The first European record of setting foot in Australia was Dutch navigator Willem Janszoon in 1606 — his was the first of 29 Dutch voyages to Australia in the 17th century. Cook wasn't even the first Englishman to arrive here — William Dampier set foot on the peninsula that now bears his name, north of Broome, in 1688.
Cook named the land he encountered New South Wales in an effort to counter any Dutch interest in what they had long called New Holland. The name Australia was popularised by Matthew Flinders following his circumnavigation of the continent in 1803.
The main reason for Cook’s first voyage to the Pacific was to observe Venus moving across the face of the Sun from Tahiti, part of a European effort to work out the size of the solar system. In Tahiti he opened an envelope with secret orders to search for an unknown continent, to try and discover the existence of Terra Australis Incognita — the 'great unknown southern land'."
After mapping the complete coastline of New Zealand, making only some minor errors. Cook voyaged west, reaching the southeastern coast of Australia near today's Point Hicks on 19 April 1770. In doing so his expedition became the first recorded Europeans to have encountered its eastern coastline.
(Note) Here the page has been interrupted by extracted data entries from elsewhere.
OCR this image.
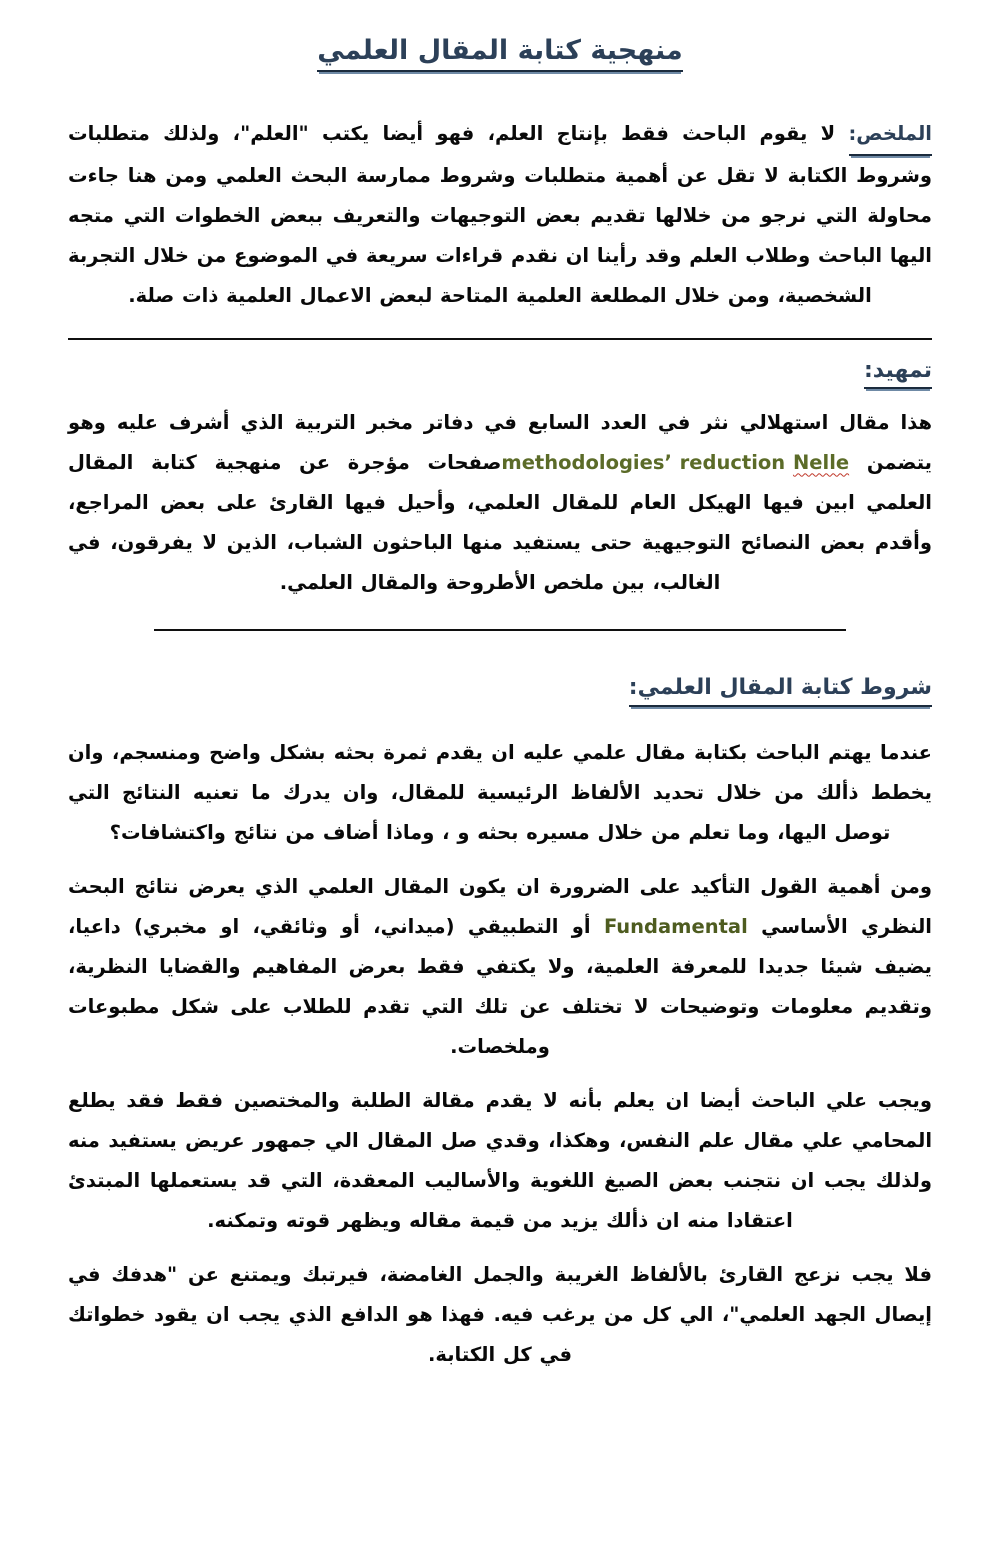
منهجية كتابة المقال العلمي

الملخص: لا يقوم الباحث فقط بإنتاج العلم، فهو أيضا يكتب "العلم"، ولذلك متطلبات وشروط الكتابة لا تقل عن أهمية متطلبات وشروط ممارسة البحث العلمي ومن هنا جاءت محاولة التي نرجو من خلالها تقديم بعض التوجيهات والتعريف ببعض الخطوات التي متجه اليها الباحث وطلاب العلم وقد رأينا ان نقدم قراءات سريعة في الموضوع من خلال التجربة الشخصية، ومن خلال المطلعة العلمية المتاحة لبعض الاعمال العلمية ذات صلة.

تمهيد:

هذا مقال استهلالي نثر في العدد السابع في دفاتر مخبر التربية الذي أشرف عليه وهو يتضمن methodologies’ reduction Nelleصفحات مؤجرة عن منهجية كتابة المقال العلمي ابين فيها الهيكل العام للمقال العلمي، وأحيل فيها القارئ على بعض المراجع، وأقدم بعض النصائح التوجيهية حتى يستفيد منها الباحثون الشباب، الذين لا يفرقون، في الغالب، بين ملخص الأطروحة والمقال العلمي.

شروط كتابة المقال العلمي:

عندما يهتم الباحث بكتابة مقال علمي عليه ان يقدم ثمرة بحثه بشكل واضح ومنسجم، وان يخطط ذألك من خلال تحديد الألفاظ الرئيسية للمقال، وان يدرك ما تعنيه النتائج التي توصل اليها، وما تعلم من خلال مسيره بحثه و ، وماذا أضاف من نتائج واكتشافات؟

ومن أهمية القول التأكيد على الضرورة ان يكون المقال العلمي الذي يعرض نتائج البحث النظري الأساسي Fundamental أو التطبيقي (ميداني، أو وثائقي، او مخبري) داعيا، يضيف شيئا جديدا للمعرفة العلمية، ولا يكتفي فقط بعرض المفاهيم والقضايا النظرية، وتقديم معلومات وتوضيحات لا تختلف عن تلك التي تقدم للطلاب على شكل مطبوعات وملخصات.

ويجب علي الباحث أيضا ان يعلم بأنه لا يقدم مقالة الطلبة والمختصين فقط فقد يطلع المحامي علي مقال علم النفس، وهكذا، وقدي صل المقال الي جمهور عريض يستفيد منه ولذلك يجب ان نتجنب بعض الصيغ اللغوية والأساليب المعقدة، التي قد يستعملها المبتدئ اعتقادا منه ان ذألك يزيد من قيمة مقاله ويظهر قوته وتمكنه.

فلا يجب نزعج القارئ بالألفاظ الغريبة والجمل الغامضة، فيرتبك ويمتنع عن "هدفك في إيصال الجهد العلمي"، الي كل من يرغب فيه. فهذا هو الدافع الذي يجب ان يقود خطواتك في كل الكتابة.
Endeavour continued northwards along the coastline, keeping the land in sight with Cook charting and naming landmarks as he went. On 29 April, Cook and crew made their first landfall on the continent at a beach now known as Silver Beach on Botany Bay. Two Gweagal men of the Dharawal / Eora nation opposed their landing and in the confrontation one of them was shot and wounded, setting in motion white / indigenous relations for the next 250 years,
Cook landing at Botany Bay
Cook claims the entire coastline that he had explored as British territory.